Fear-avoidance beliefs (n = 1). We found very low-quality evidence that PEMs had no effect on fear-avoidance beliefs compared to other interventions at long-term (1 RCT, n = 155; SMD = 0.17; 95% CI: -0.16, 0.49; p = 0.31).
Catastrophizing (n = 1). We found very low-quality evidence that PEMs had no effect on catastrophizing compared to other interventions at long-term (1 RCT, n = 155; SMD = -0.06; 95% CI: -0.38, 0.27; p = 0.73).
Anxiety (n = 1). We found very low-quality evidence that PEMs had no effect on anxiety compared to other interventions at long-term (1 RCT, n = 155; SMD = -0.05; 95% CI: -0.37, 0.27; p = 0.74).

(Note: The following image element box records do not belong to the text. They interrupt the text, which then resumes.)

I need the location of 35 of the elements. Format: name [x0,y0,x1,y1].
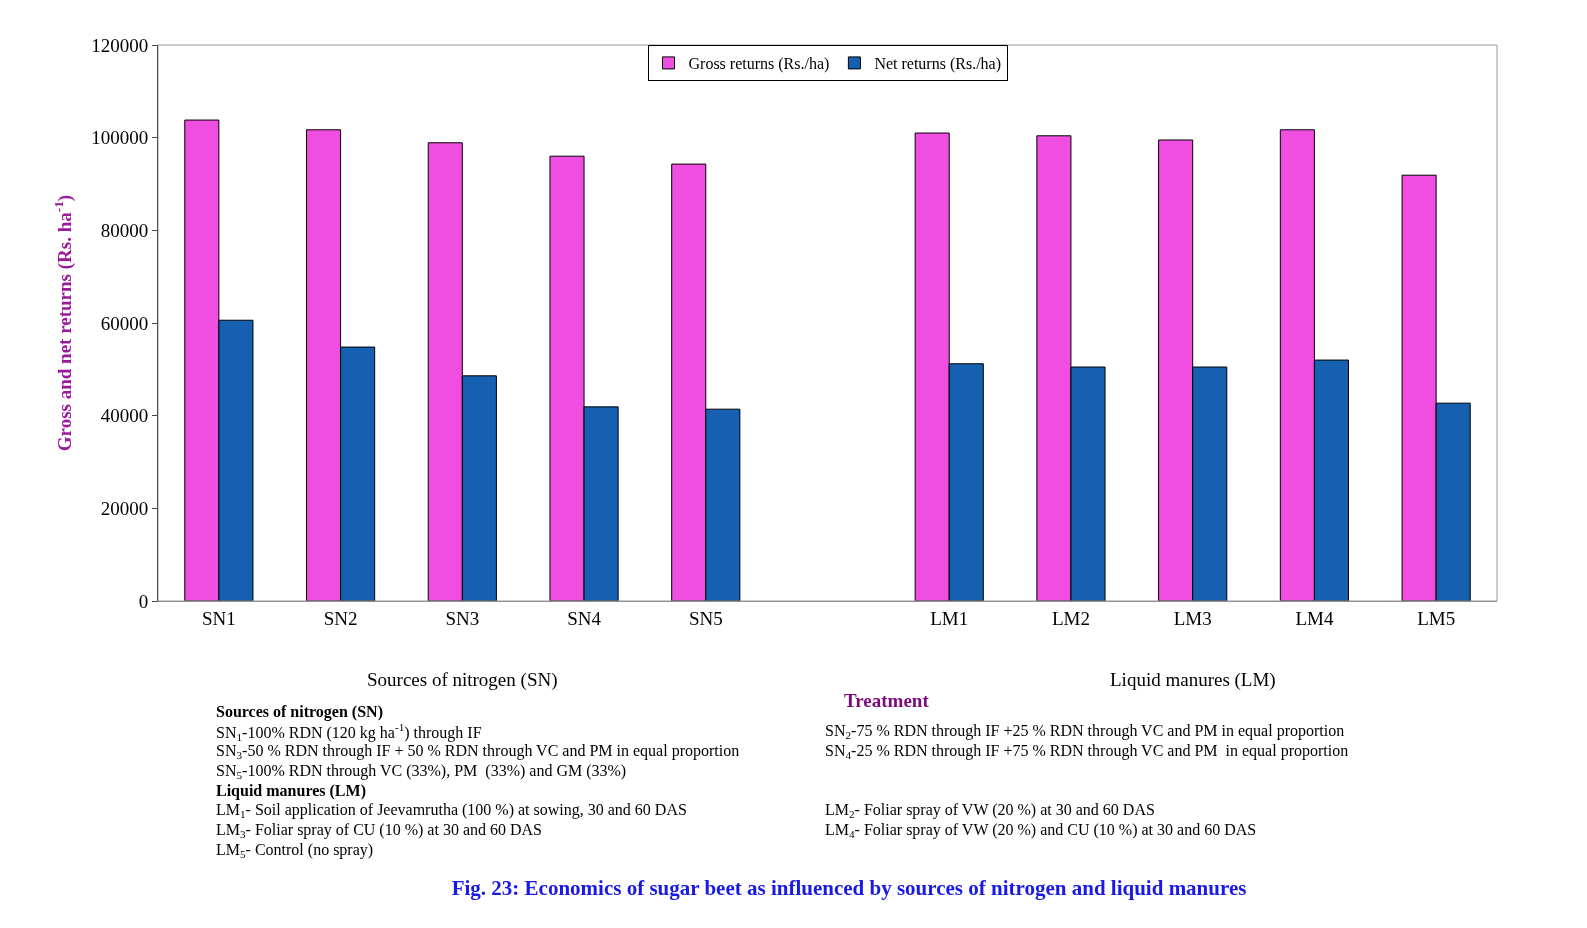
x-tick-label: SN2 [323,607,358,629]
source-note: Sources of nitrogen (SN) [367,669,558,691]
x-tick-label: LM3 [1173,607,1212,629]
y-tick-label: 20000 [100,497,149,519]
x-tick-label: LM5 [1417,607,1456,629]
text: Fig. 23: Economics of sugar beet as influenced by sources of nitrogen and liquid manures [451,876,1247,901]
text: SN$_{2}$-75 % RDN through IF +25 % RDN through VC and PM in equal proportion [825,722,1345,742]
x-tick-label: SN3 [445,607,480,629]
source-note: Sources of nitrogen (SN) [216,703,383,721]
text: SN$_{4}$-25 % RDN through IF +75 % RDN through VC and PM in equal proportion [825,742,1349,762]
text: SN$_{5}$-100% RDN through VC (33%), PM (33%) and GM (33%) [216,762,627,782]
text: Liquid manures (LM) [216,782,366,800]
text: Liquid manures (LM) [1110,669,1276,691]
y-tick-label: 120000 [91,34,149,56]
x-tick-label: SN1 [201,607,236,629]
y-tick-label: 100000 [91,127,149,149]
text: LM$_{4}$- Foliar spray of VW (20 %) and CU (10 %) at 30 and 60 DAS [825,821,1257,841]
text: SN$_{3}$-50 % RDN through IF + 50 % RDN through VC and PM in equal proportion [216,742,740,762]
x-axis-title: Treatment [844,690,930,711]
text: LM$_{2}$- Foliar spray of VW (20 %) at 30 and 60 DAS [825,801,1155,821]
text: SN$_{1}$-100% RDN (120 kg ha$^{-1}$) through IF [216,721,482,744]
y-tick-label: 60000 [100,312,149,334]
y-tick-label: 40000 [100,405,149,427]
x-tick-label: LM4 [1295,607,1334,629]
x-tick-label: SN5 [688,607,723,629]
x-tick-label: SN4 [567,607,602,629]
text: LM$_{1}$- Soil application of Jeevamrutha (100 %) at sowing, 30 and 60 DAS [216,801,687,821]
text: LM$_{3}$- Foliar spray of CU (10 %) at 30 and 60 DAS [216,821,542,841]
x-tick-label: LM1 [930,607,969,629]
legend-label: Net returns (Rs./ha) [874,55,1002,74]
text: LM$_{5}$- Control (no spray) [216,841,374,861]
x-tick-label: LM2 [1051,607,1090,629]
legend-label: Gross returns (Rs./ha) [688,55,830,74]
y-tick-label: 80000 [100,219,149,241]
y-tick-label: 0 [138,590,149,612]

Depression (n = 1). We found very low-quality evidence that PEMs had no effect on depression compared to other interventions at long-term (1 RCT, n = 155; SMD = 0.00; 95% CI: -0.32, 0.32; p = 1.00).
Days off work (n = 2). We found low-quality evidence that PEMs are significantly less effective than other interventions for reducing days off work at long-term (2 RCTs, n = 343; SMD = 0.36; 95% CI: 0.09, 0.63; p = 0.01; I2 = 0%).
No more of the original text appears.